Passion Fruit Allergy Test

£33.00

Description

Passion Fruit Allergy Test

Code: f294
Latin name: Passiflora edulis
Source material: Fruit pulp
Family: Passifloraceae
Common names: Passion fruit, Granadilla, Grenadilla, Maypop, Apricot vine, Passion vine
Synonyms: Passiflora edulis flavicarpa

Passion fruit is a food, which may result in allergy symptoms in sensitised individuals.

(Not to be confused with other, closely-related members of the genus)

Passiflora caeulea
Passiflora foetida
Passiflora incarnata
Passiflora quandrangularis
Passiflora pulchella
Passiflora alata
Passiflora herba

Passion Fruit Allergy Test: Allergen Exposure

The passion fruit vine is a woody, climbing, evergreen perennial, growing up to 9 m tall. The nearly round or ovoid fruit, 4-7.5 cm wide, has a tough, smooth, waxy rind, ranging from dark-purple with white flecks to light-yellow or orange.

Under a thin layer of white pith is a cavity with an aromatic mass of membranous sacs filled with orange-coloured, pulpy juice, and as many as 250 small, hard, pitted seeds. The flavour is musky and sub-acid to acid and can probably be compared most closely to guava.

Passion fruit is grown in much of the tropical and subtropical world, including Brazil, Australia, New Zealand, Israel, Jamaica, South Africa, Malaya, Fiji and Hawaii. However, the plant has proved significantly disease-prone, retarding the development of plantations and commercial markets.

The fruit is usually used for flavouring other foods, but it can be eaten on its own, raw or cooked. It is normally allowed to wrinkle and develop sweetness. It is juiced, made into syrup or used in sauces, cakes, etc. In some countries it is the source of speciality products such as passion fruit ice cream and bottled cocktails. An edible oil is obtained from the seed.

The pulp of the fruit is stimulant and tonic.

Passion Fruit Allergy Test: Allergen Description

No allergens from this plant have yet been characterised.

A class I chitinase has been reported to be present in the pulp of passion fruit.

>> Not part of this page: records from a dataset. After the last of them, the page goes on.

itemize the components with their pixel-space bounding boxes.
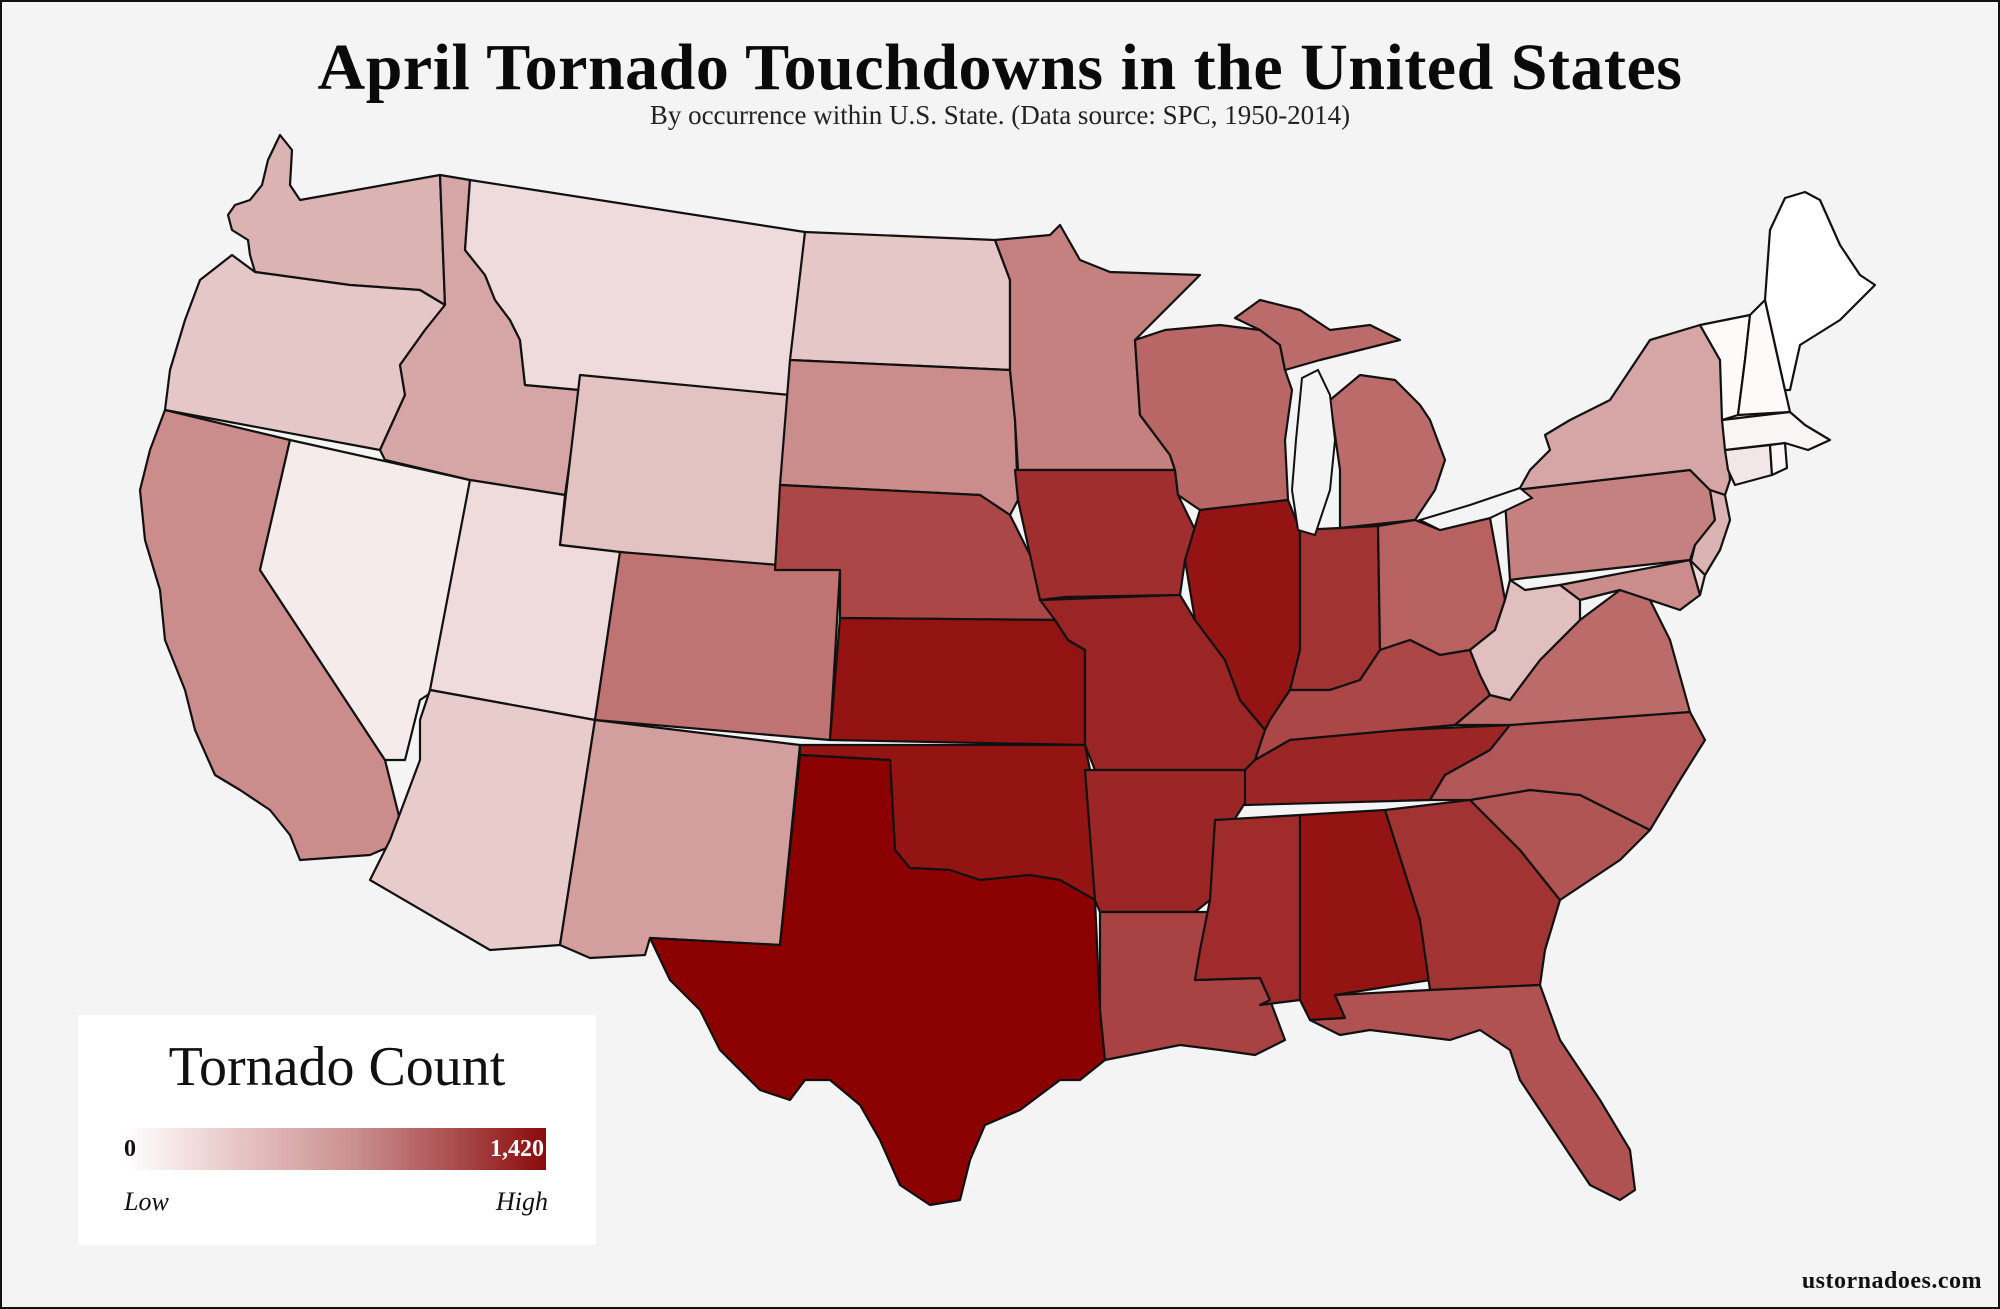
state-wyoming: [558, 373, 792, 572]
state-ohio: [1376, 516, 1507, 657]
lake-erie: [1417, 486, 1534, 532]
state-florida: [1308, 983, 1637, 1202]
state-indiana: [1288, 524, 1382, 692]
map-title: April Tornado Touchdowns in the United S…: [317, 31, 1683, 104]
legend: Tornado Count 0 1,420 Low High: [78, 1015, 596, 1245]
map-subtitle: By occurrence within U.S. State. (Data s…: [649, 100, 1351, 130]
legend-max-value: 1,420: [490, 1136, 544, 1162]
state-new-mexico: [558, 718, 802, 960]
state-maine: [1763, 190, 1877, 392]
lake-michigan: [1290, 368, 1337, 537]
state-rhode-island: [1768, 441, 1789, 477]
state-texas: [648, 753, 1107, 1207]
state-kansas: [828, 616, 1087, 747]
legend-low-label: Low: [124, 1187, 169, 1216]
legend-min-value: 0: [124, 1136, 136, 1162]
legend-color-scale: [126, 1128, 546, 1170]
legend-high-label: High: [496, 1187, 548, 1216]
state-north-dakota: [788, 230, 1012, 372]
state-massachusetts: [1720, 410, 1832, 452]
legend-title: Tornado Count: [168, 1036, 506, 1098]
state-colorado: [593, 550, 842, 742]
state-california: [138, 408, 407, 862]
state-iowa: [1013, 468, 1202, 602]
state-delaware: [1688, 558, 1707, 597]
state-new-york: [1513, 323, 1732, 497]
source-credit: ustornadoes.com: [1801, 1268, 1982, 1294]
state-wisconsin: [1133, 323, 1294, 512]
state-michigan: [1328, 373, 1447, 530]
state-connecticut: [1723, 443, 1774, 487]
state-michigan-up: [1233, 298, 1402, 372]
state-north-carolina: [1428, 710, 1707, 832]
state-washington: [226, 133, 447, 307]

A hevein-like protein has been detected.

Passion Fruit Allergy Test: Potential Cross-Reactivity

Extensive cross-reactivity between the different individual species of the genus could be expected, but has not been formally evaluated.

A class I chitinase has been reported to be the relevant protein linked to cross-reactions in latex-fruit allergy syndrome, which includes passion fruit, cherimoya, kiwi, papaya, mango, tomato and wheat.

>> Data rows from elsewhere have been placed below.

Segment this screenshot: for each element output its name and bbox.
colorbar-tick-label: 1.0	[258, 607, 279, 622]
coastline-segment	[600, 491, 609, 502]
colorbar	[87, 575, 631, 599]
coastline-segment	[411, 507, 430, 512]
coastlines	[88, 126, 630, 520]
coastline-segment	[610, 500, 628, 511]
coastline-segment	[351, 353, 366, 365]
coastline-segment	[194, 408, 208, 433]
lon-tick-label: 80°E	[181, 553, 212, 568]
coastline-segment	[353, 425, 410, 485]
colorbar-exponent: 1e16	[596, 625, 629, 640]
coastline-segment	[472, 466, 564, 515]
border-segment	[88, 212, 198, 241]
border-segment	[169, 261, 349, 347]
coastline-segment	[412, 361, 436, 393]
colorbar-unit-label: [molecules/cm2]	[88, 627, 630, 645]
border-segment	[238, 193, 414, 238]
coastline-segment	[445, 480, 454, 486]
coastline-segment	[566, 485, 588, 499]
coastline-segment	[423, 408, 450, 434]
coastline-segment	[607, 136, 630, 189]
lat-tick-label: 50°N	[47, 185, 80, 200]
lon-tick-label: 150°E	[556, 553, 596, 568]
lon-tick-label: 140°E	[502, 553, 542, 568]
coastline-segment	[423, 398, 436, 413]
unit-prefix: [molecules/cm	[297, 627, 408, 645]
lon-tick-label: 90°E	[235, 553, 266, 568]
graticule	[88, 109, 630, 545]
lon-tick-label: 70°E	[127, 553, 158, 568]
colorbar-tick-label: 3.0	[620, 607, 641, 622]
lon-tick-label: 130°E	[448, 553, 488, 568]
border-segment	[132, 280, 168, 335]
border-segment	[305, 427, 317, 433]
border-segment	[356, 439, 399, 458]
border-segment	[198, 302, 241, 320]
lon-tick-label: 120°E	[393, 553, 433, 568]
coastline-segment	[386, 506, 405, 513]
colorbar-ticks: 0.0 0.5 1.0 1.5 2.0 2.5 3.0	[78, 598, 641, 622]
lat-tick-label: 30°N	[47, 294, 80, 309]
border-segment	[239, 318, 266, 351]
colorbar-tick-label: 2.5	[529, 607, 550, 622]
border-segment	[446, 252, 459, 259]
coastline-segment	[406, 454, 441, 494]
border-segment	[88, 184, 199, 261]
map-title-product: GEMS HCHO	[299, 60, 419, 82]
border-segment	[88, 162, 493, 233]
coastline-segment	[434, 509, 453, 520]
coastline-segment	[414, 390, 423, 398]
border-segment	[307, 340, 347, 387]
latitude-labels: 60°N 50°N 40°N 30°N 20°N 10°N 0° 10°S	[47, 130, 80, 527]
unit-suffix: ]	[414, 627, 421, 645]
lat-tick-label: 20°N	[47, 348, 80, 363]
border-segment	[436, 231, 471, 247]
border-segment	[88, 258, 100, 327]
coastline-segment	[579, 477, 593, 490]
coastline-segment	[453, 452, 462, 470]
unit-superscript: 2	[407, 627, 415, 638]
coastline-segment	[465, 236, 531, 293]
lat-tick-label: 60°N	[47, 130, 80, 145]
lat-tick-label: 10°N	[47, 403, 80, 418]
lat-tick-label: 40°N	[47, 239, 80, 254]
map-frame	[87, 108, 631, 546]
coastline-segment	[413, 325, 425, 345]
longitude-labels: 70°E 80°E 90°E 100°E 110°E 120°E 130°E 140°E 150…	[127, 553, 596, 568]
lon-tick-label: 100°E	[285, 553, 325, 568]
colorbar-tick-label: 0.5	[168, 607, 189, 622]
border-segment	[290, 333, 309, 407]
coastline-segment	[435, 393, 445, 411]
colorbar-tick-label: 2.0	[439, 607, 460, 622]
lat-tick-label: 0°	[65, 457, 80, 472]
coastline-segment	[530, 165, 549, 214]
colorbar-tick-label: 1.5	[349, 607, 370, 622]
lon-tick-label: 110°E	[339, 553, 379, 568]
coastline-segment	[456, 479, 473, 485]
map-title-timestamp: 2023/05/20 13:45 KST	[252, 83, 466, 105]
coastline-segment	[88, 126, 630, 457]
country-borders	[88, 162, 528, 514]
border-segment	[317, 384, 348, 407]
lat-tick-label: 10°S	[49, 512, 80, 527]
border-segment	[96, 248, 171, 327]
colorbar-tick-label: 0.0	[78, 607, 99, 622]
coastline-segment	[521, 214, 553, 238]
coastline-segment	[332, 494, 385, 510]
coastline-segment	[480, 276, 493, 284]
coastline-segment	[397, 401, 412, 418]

Clinically relevant cross-reactivity between latex and passion fruit has been documented.

In children, cross-reactivity has been reported among apricot, avocado, banana, cherry, chestnut, grape, kiwi, papaya, passion fruit, peach and pineapple.

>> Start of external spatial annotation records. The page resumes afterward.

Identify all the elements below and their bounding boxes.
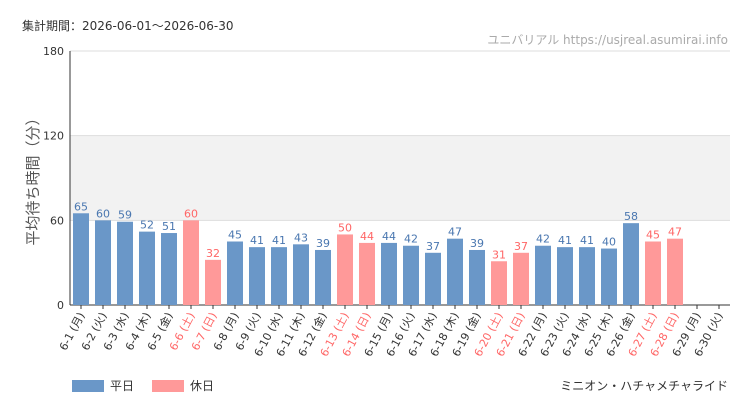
bar: [227, 241, 243, 305]
bar: [469, 249, 485, 305]
data-label: 31: [492, 248, 506, 261]
data-label: 42: [404, 233, 418, 246]
data-label: 50: [338, 221, 352, 234]
data-label: 41: [250, 234, 264, 247]
y-tick-label: 0: [57, 299, 64, 312]
bar: [601, 248, 617, 305]
data-label: 37: [426, 240, 440, 253]
bar: [249, 247, 265, 305]
bar: [645, 241, 661, 305]
bar: [293, 244, 309, 305]
data-label: 37: [514, 240, 528, 253]
y-tick-label: 180: [43, 45, 64, 58]
bar: [95, 220, 111, 305]
aggregation-period: 集計期間：2026-06-01〜2026-06-30: [22, 19, 234, 33]
bar: [161, 233, 177, 305]
bar: [139, 231, 155, 305]
bar: [315, 249, 331, 305]
bar: [447, 238, 463, 305]
bar: [381, 242, 397, 305]
bar: [579, 247, 595, 305]
data-label: 44: [382, 230, 396, 243]
legend: 平日 休日: [72, 377, 226, 394]
legend-item-weekday[interactable]: 平日: [72, 377, 134, 394]
bar: [403, 245, 419, 305]
bar: [271, 247, 287, 305]
y-axis-title: 平均待ち時間（分）: [24, 110, 42, 245]
data-label: 32: [206, 247, 220, 260]
bar: [513, 252, 529, 305]
bar: [557, 247, 573, 305]
bar: [623, 223, 639, 305]
data-label: 40: [602, 236, 616, 249]
data-label: 42: [536, 233, 550, 246]
bar: [337, 234, 353, 305]
data-label: 47: [668, 226, 682, 239]
legend-label-holiday: 休日: [190, 379, 215, 393]
data-label: 58: [624, 210, 638, 223]
bar: [183, 220, 199, 305]
bar: [117, 221, 133, 305]
attraction-name: ミニオン・ハチャメチャライド: [560, 379, 728, 393]
data-label: 51: [162, 220, 176, 233]
data-label: 44: [360, 230, 374, 243]
bar: [535, 245, 551, 305]
data-label: 39: [470, 237, 484, 250]
bar: [491, 261, 507, 305]
data-label: 60: [184, 207, 198, 220]
data-label: 43: [294, 231, 308, 244]
legend-swatch-weekday: [72, 379, 104, 392]
highlight-band: [70, 135, 730, 221]
legend-label-weekday: 平日: [110, 379, 135, 393]
y-tick-label: 120: [43, 130, 64, 143]
bar: [667, 238, 683, 305]
legend-item-holiday[interactable]: 休日: [152, 377, 214, 394]
legend-swatch-holiday: [152, 379, 185, 392]
data-label: 60: [96, 207, 110, 220]
data-label: 45: [646, 229, 660, 242]
data-label: 47: [448, 226, 462, 239]
data-label: 45: [228, 229, 242, 242]
data-label: 52: [140, 219, 154, 232]
data-label: 41: [580, 234, 594, 247]
bar: [73, 213, 89, 305]
bar: [359, 242, 375, 305]
data-label: 65: [74, 200, 88, 213]
data-label: 59: [118, 209, 132, 222]
site-watermark: ユニバリアル https://usjreal.asumirai.info: [487, 33, 728, 47]
data-label: 39: [316, 237, 330, 250]
bar: [425, 252, 441, 305]
y-tick-label: 60: [50, 214, 64, 227]
bar: [205, 259, 221, 305]
data-label: 41: [558, 234, 572, 247]
data-label: 41: [272, 234, 286, 247]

Healthcare providers who have coexisting risk factors, such as atopy and food allergies (chestnut, banana, avocado, passion fruit, celery, potato, and peach) are at an even greater risk of severe allergic reactions following repeated latex exposure.

Passion Fruit Allergy Test: Clinical Experience

Passion fruit may occasionally induce symptoms of food allergy in sensitised individuals, and more frequently in latex-allergic individuals.

A 36-year-old patient reportedly experienced generalised urticaria, oropharyngeal pruritus, tongue swelling, dysphagia, dysphonia, cough, rhinorrhea, sneezing, lacrimation, and ocular itching immediately after drinking a can of mango and passion fruit juice.

Other reactions

A 34-year-old female developed severe nausea, vomiting, drowsiness, prolonged QTc interval on her ECG, and episodes of non-sustained ventricular tachycardia following self-administration of the herbal remedy Passiflora incarnata (related to P. edulis, but with bioactivity) in therapeutic doses.

Vasculitis associated with an herbal preparation containing Passiflora extract has been reported.